Warning: Spoilers. (Duh.)
In the comments on my piece "Game of Thrones' and 'Mad Men' Make Women Out to be Mothers, Whores, and Little Else," I was called a feminazi and told I should just quit thinking so hard, that some entertainment is just that: entertainment. The following is a list of female characters people claimed are "strong," and the problematic nature of their power and its entanglement with sex.
First, a few disclaimers:
There is no such thing as pure entertainment. All media is subject to criticism. All media is a reflection of the culture in which it is consumed and enjoyed. There is no self-serving agenda here, no feminist manifesto. No character on Game of Thrones, male or female, is uncomplicated. The Seven Kingdoms are populated by greedy, scheming, scarred, and ruthless people, all of whom view sex as a way to get what they need.
Secondly, these pieces are not demeaning sex or motherhood. Sex and bearing children are joyful, life-altering experiences. The point here is that they are not the only experiences that allow a woman to be valuable, loved, beautiful, and important to the world at large. The point here is that Martin and HBO have created a world populated by women whose importance relies solely on sex and motherhood.
Further, the characters' motivations, and the series's setting in a fantasy world in a different time, are not part of this argument. These pieces are critiquing the way female characters are written, portrayed, and utilized by the showrunners and by R. R. Martin himself. These pieces are critiquing the culture in which we live, a culture which has forever enjoyed watching women navigate horrible situations.
As Tina Fey says, "The definition of crazy in show business is a woman who keeps talking even after no one wants to fuck her anymore." One could argue (here I am, doing it) that this is the definition of female strength in the Seven Kingdoms: either someone wants to fuck you, someone needs your womb, or you're old, powerless, or sexless. Varys, the eunuch, the very definition of "sexless," is arguably the only person who truly cares about and fights for the Realm. Sex and power are inextricably intertwined, and only Varys has figured out a way to stay under the radar ... to affect change without using sex. Here's hoping some of our other characters (the ones who aren't doomed, anyway) find that happy place, too.
Arya is one of the series's best characters. Absolutely, she is in hiding, and this necessitates "becoming a boy." Her ability to masculinize herself, as I noted previously, gives her freedom and power she is not granted as a girl. So why is it, then, that the only way for her to become more powerful is to lose herself, to give up her femininity? Her motivations are not the point; the point is that in this world, the one we are viewing and obsessing over, the only way to obtain power is through sex or masculinity.
R.I.P. Cat.

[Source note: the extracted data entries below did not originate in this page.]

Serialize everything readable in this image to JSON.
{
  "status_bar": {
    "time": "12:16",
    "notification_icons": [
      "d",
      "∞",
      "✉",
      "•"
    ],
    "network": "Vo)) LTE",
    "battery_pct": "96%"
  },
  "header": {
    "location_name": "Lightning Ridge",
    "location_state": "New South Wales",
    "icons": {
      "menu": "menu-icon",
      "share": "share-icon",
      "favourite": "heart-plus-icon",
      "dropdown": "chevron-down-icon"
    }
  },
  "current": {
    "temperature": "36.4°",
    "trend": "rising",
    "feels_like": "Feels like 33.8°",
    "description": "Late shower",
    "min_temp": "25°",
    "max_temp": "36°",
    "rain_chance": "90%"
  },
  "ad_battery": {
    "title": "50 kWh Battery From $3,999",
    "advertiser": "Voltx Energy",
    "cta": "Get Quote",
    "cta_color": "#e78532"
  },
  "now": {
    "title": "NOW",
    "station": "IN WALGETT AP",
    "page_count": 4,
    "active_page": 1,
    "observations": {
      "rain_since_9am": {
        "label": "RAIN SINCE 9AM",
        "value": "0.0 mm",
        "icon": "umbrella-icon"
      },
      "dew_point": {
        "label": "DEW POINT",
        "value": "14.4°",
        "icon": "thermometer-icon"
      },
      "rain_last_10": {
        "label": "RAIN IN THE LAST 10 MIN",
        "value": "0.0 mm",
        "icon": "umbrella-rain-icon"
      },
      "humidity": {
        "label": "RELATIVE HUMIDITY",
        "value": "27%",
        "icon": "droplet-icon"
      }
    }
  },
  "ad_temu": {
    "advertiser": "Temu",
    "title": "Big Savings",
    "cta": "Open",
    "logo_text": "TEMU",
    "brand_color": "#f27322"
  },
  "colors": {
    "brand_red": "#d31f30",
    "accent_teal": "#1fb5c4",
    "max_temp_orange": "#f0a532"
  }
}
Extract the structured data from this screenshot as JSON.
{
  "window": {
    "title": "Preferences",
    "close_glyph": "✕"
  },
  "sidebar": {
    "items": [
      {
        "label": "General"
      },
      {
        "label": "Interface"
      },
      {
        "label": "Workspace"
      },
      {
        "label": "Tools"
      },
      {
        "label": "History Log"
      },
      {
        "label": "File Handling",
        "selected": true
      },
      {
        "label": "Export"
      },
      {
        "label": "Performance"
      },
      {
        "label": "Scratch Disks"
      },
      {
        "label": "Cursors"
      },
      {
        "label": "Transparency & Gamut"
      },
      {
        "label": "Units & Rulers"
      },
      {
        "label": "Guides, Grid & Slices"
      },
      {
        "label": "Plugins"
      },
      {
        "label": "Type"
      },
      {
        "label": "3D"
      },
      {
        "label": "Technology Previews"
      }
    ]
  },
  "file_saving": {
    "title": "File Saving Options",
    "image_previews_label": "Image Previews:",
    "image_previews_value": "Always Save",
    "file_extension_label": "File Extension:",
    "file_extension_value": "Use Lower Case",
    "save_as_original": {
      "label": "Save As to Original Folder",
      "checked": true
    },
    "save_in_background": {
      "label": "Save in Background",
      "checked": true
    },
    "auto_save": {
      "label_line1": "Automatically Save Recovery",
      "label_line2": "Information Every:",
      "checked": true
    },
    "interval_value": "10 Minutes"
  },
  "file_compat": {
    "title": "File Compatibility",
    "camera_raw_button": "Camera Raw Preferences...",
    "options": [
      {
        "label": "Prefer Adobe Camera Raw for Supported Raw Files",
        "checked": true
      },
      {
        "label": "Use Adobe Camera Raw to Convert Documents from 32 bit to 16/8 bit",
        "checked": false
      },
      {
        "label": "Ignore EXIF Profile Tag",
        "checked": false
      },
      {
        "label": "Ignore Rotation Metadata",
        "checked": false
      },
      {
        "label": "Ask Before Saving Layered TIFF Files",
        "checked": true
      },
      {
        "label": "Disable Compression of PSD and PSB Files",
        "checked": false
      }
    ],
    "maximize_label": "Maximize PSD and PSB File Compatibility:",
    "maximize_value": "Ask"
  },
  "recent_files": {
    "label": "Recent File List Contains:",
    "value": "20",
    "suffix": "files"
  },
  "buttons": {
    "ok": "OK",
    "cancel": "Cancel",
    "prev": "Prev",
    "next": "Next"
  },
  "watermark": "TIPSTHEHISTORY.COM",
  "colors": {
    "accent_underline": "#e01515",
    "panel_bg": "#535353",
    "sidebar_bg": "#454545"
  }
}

I was itching to mention in the comments that those people who named Cat as a strong character had a shock coming: the series's strongest female characters, as you'll come to find out, meet truly horrific ends. (And yes, those who've read the books know this storyline isn't over and that Cat is indeed very strong, but I don't want to spoil anything.) Further, Catelyn Stark, though courageous and amply wise, is a sexless figure, important to the tale only in her motherhood. Her fortitude, her resolve for revenge, flows from her matriarchy.
Dany is young and nubile, and her beauty is noted repeatedly, both in the books and in the series. She was sold as a brood mare to Khal Drogo, and her virginity and subsequent sexual experience allowed her to become the Khaleesi. When she discovered she couldn't bear children, she assigned herself a new title: Mother of Dragons. Once again, her only value to the Realm, to herself, to the men around her, is her sex and role as Mother. Mother to Dragons, mother to slaves. This is what Dany has chosen, and there is no shame in it — but there should be other choices.
Brienne is absolutely a strong character. She is also sexless, at least at this point in the tale. Her early infatuation with Renly, who so didn't swing that way, and the emphasis on her untarnished virtue, make this a clear point. Her increasingly complex relationship with Jaime Lannister doesn't distract from this, either: the combination of her ugliness and physical prowess is a great confusion to Jaime, who has only known women previously as sex objects or mothers (because, let's face it, that's largely all they can be in the Seven Kingdoms).
Cersei, one of the series's most hateable characters, is once again only important to the story as Queen Regent, mother to Joffrey, and as a lover to her brother Jaime.
Also, she gets what's coming to her, as all the series's "strong" female characters do.
The Red Priestess, whose beauty is intertwined with her creepy devotion to the Red God and to Stannis Baratheon, uses her ability to give birth (arguably the only thing that belongs solely to women, and historically one of the greatest threats to men) for great destruction. In the show, she uses sex to get Gendry's blood. Her connection to her deity is extremely sexual, and her methods of obtaining power revolve around sex and birth.
Olenna is elderly and, once again, sexless. She has lent her immense wisdom to Margaery, who knows perfectly well how to handle her impending marriage to Joffrey (yes indeed, Margaery is also only valuable to the realm through her sex and ability to mother children). However, her brashness, wisdom, and outspokenness make her a rarity on the show.